Values are expressed as mean ± standard deviation of the triplicates; Means in the same row with ** indicates significant difference at p<0.01 and * indicates at p<0.05.

Table 3 shows the textural properties of the control and developed snack

Properties Control Snack Developed Snack
Hardness (g) 5949.62 ± 252.30 11613.54 ± 393.58**
Fracturability (g) 3266.01 ± 31.74 9864.23 ± 89.52**
Adhesiveness (g.sec) -7.36 ± 0.38 -12.77 ± 0.14**
Springiness (cm) 0.34 ± 0.01 0.03 ± 0.003**
Cohesiveness (g) 0.034 ± 0.007 0.145 ± 0.007**
Gumminess (g) 108.03 ± 7.72 156.75 ± 9.58*
Chewiness(cm) 3.60 ± 0.07 6.71 ± 0.13**

Values are expressed as mean ± standard deviation of the triplicates; Means in the same row with ** indicates significant difference at p<0.01 and * indicates at p<0.05.

Table 4 shows the physical properties of the control and developed snack.
Properties Control snack Developed snack
Bulk Density (g/cm3) 1.09 ± 0.03 1.33 ± 0.08*
Expansion Ratio 11.32 ± 0.23 9.90 ± 0.12**

Values are expressed as mean ± standard deviation of the triplicates; Means in the same row with ** indicates significant difference at p<0.01 and * indicates at p<0.05.
In table 4, it can be inferred that the developed snacks have a marginally increased bulk density (1.33 ± 0.08 g/cm3) and lower expansion ratio (9.90 ± 0.12) than control snack.

Figure 2 shows the textural profile graph of the a) control snack and b) developed snack.

Figure 3 shows the real visual representation of the developed high-protein, low-fat ready-to-eat extruded snack.

,CLAIMS:CLAIMS
We claim:
1. A process (100) for the preparation of a high-protein, low-fat, ready-to-eat extruded snack from a cereal and legume combination, the process comprising:
combining (101) 70 percent cereal flour by weight and 30 percent legume flour by weight to form a composite flour;
forming (102) a dough by adding 1 percent salt by weight and 20 percent water by weight to the composite flour;
resting (103) the dough for an hour; and
extruding (104) the dough to form an extruded snack.

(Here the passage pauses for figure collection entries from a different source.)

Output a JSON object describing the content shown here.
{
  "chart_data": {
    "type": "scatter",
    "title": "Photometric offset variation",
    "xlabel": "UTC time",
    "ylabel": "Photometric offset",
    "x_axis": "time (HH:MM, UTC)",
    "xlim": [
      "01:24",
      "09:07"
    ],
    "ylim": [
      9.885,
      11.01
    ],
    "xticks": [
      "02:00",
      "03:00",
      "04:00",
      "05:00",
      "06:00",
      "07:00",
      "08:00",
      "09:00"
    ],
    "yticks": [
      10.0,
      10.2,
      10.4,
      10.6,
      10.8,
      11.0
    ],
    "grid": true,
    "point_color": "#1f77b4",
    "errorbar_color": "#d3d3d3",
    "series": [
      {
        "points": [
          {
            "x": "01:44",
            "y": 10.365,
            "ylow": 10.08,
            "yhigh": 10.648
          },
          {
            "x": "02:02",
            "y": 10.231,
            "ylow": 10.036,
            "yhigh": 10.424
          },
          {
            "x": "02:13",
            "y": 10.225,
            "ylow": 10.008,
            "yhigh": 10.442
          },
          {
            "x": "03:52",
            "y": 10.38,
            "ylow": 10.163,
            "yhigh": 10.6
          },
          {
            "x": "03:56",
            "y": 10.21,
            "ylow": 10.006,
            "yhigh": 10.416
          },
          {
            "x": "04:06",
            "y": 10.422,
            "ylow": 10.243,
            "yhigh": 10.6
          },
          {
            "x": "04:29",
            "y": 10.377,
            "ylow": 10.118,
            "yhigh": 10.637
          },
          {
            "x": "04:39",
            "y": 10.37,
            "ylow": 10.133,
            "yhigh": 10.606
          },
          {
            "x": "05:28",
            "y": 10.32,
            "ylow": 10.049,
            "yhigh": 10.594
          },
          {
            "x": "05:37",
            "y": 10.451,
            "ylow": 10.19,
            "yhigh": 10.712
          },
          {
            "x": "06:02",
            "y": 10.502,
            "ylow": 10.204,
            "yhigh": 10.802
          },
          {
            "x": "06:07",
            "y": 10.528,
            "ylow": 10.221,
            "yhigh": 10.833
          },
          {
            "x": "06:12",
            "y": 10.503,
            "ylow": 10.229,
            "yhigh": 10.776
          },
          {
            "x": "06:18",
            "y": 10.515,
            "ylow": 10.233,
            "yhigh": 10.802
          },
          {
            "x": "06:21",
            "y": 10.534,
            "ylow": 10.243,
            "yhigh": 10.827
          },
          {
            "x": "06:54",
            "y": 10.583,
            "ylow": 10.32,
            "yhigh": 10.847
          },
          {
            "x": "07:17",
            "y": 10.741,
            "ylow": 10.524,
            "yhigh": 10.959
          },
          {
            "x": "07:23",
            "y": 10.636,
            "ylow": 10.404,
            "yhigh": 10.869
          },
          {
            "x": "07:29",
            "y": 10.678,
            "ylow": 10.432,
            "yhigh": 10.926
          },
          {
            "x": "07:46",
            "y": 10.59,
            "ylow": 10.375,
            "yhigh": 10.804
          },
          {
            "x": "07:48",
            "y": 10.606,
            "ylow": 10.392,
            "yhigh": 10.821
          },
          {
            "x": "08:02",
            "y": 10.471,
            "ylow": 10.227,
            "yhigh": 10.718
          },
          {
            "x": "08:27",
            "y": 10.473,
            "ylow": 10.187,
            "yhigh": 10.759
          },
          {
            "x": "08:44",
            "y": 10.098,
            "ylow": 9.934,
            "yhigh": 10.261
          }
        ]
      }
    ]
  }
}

2. The process as claimed in claim 1, wherein the legume is hand pounded followed by coarsely splitting the legume into two-three broken splits using mortar and pestle.
3. The process as claimed in claim 1, wherein:
dry roasting the legume at 80oC for 30 seconds; and
microwaving the legume under P100-1400 Watt for 95 seconds.

4. The process as claimed in claim 1, wherein grounding the legume using a hammer mill of 0.2-mm screen to yield legume flour.

5. The process as claimed in claim 1, wherein the dough is extruded using a twin screw extruder.

6. The process as claimed in claim 1, wherein extruding the dough comprising:
kneading the dough using a barrel in the extruder by enabling the twin screw extruder into semi-solid plasticized mass with temperature ranging higher than 100oC.

7. The process as claimed in claim 1, wherein extruding the dough comprising:
setting the temperature in heater 1 at 107oC, heater 2 temperature at 61oC, screw speed at 370 rpm, feeder speed at 25 rpm and cutter speed at 110 rpm; and
obtaining hot extrudated rod shaped puffed snack with thickness ranging 0.8-1cm and length ranging 3-3.5cm.

8. The process as claimed in claim 1, wherein the cereal flour is whole maize flour.

9. The process as claimed in claim 1, wherein the legume flour is black turtle bean flour.